Partito Socialista sezione di Villasor

Il Partito Socialista è aderente all' Internazionale Socialista e al Partito del Socialismo europeo.
I socialisti dal 1892 a oggi: una storia che prosegue da oltre cent’anni.

A Villasor il Partito Socialista c'è, da oltre cinquant' anni.

Per contattarci scrivi alla redazione al seguente indirizzo e-mail: partitosocialistavillasor@gmail.com

/ Segretario: Luigi Palmas

CRITICHE DOPO L'ANNUNCIO DELLE DIMISSIONI DI MILIA. Escluso dalle liste per le regionali?

psvillasor | 28 Dicembre, 2008 22:29

Il Pd: «Milia non verrà candidato»
Se l'ente sarà commissariato si andrà a votare a giugno
La notizia delle dimissioni di Graziano Milia ha provocato un terremoto nel gruppo del Pd.
«Ci mancava soltanto la grana Milia». Il commento che si lascia sfuggire un esponente del Pd è lo specchio di quanto sta accadendo nel Partito democratico che, in pochi giorni, si ritrova a dover gestire il dopo dimissioni del governatore della Regione seguite a breve distanza da quelle del presidente della Provincia, Graziano Milia. L'ufficializzazione arriverà domani in un consiglio provinciale che si annuncia molto caldo. Poi martedì il presidente, come dichiarato a L'Unione Sarda, depositerà le dimissioni. Da quel momento avrà venti giorni per ritirarle. Dunque entro il 19 gennaio, giusto in tempo per la chiusura (il 15) delle liste dei candidati alle elezioni regionali. I maligni sono convinti che dietro la decisione di Milia ci sia un calcolo molto preciso: attendere di verificare se il Pd lo candiderà come consigliere regionale. Un'ipotesi che dopo le dimissioni potrebbe essere davvero remota.

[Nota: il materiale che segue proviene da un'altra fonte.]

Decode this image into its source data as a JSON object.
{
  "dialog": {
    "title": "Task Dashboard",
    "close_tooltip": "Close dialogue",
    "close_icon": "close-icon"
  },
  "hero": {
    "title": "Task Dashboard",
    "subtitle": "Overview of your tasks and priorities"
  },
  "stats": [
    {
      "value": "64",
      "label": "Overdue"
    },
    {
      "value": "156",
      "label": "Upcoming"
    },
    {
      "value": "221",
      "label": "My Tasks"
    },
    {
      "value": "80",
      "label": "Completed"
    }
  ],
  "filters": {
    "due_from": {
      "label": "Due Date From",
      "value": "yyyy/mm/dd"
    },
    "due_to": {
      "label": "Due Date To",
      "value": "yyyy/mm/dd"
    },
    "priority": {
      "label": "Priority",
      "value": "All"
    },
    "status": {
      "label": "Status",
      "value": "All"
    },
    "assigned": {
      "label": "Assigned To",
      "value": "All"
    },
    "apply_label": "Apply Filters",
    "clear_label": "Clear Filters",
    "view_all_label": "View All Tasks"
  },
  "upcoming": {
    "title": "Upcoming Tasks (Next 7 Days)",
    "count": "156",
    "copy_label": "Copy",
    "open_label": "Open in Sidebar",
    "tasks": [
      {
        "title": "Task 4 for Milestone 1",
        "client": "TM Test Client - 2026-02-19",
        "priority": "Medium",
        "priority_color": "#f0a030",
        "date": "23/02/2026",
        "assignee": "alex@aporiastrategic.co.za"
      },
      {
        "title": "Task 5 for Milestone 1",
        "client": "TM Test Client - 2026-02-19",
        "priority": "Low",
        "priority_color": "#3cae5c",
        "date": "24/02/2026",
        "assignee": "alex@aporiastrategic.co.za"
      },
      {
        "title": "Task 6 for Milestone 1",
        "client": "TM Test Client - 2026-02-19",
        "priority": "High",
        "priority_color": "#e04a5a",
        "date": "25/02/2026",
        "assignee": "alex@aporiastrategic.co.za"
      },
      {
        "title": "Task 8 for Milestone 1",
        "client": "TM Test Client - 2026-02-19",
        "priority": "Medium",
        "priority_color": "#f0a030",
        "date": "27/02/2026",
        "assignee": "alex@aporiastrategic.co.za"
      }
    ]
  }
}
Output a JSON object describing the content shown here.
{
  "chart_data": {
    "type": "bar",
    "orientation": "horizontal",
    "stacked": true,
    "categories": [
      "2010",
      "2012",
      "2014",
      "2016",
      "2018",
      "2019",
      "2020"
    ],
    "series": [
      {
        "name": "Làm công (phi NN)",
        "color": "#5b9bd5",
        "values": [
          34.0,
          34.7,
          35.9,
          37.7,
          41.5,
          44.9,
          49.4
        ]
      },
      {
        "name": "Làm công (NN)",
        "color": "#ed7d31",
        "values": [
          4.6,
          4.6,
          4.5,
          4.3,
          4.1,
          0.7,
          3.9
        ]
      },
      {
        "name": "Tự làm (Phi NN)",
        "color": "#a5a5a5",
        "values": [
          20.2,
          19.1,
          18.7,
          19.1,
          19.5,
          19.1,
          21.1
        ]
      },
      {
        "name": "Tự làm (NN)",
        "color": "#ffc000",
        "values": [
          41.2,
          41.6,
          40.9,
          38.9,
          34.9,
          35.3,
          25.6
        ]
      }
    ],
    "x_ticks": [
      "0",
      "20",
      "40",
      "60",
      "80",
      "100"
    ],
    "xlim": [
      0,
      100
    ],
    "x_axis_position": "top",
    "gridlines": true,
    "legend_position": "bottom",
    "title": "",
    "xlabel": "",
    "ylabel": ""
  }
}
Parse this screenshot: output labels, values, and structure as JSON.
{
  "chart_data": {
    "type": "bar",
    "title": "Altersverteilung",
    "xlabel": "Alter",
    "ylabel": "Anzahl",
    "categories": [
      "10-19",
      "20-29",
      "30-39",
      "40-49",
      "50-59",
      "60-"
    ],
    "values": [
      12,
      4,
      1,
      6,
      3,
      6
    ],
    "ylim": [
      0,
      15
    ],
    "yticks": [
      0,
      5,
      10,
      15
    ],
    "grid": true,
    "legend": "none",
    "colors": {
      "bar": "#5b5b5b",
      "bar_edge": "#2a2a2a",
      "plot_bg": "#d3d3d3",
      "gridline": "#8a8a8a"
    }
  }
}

I COMMENTI Il giorno dopo l'annuncio di Milia («Mi dimetto, ma resto presidente della Proservice») il gruppo del Pd in consiglio provinciale è stordito come se avesse incassato un pugno da ko. C'è incredulità e disapprovazione, ma nessuno dei consiglieri vuole rilasciare alcuna dichiarazione. «Preferiamo parlare in aula lunedì, dopo aver sentito le dichiarazioni di Milia», spiega il capogruppo Massimo Pusceddu. «In questo momento ogni commento potrebbe essere inopportuno». Quello che traspare dagli ambienti del partito democratico è lo stupore: per tutti quella di Milia è una mossa sconcertante, arrivata in solitudine. E che potrebbe non portare da nessuna parte: difficilmente il Pd lo candiderà alle regionali. Insomma, dopo le dimissioni Milia potrebbe restare fuori dai giochi politici. Gli resterebbe la carica alla Proservice.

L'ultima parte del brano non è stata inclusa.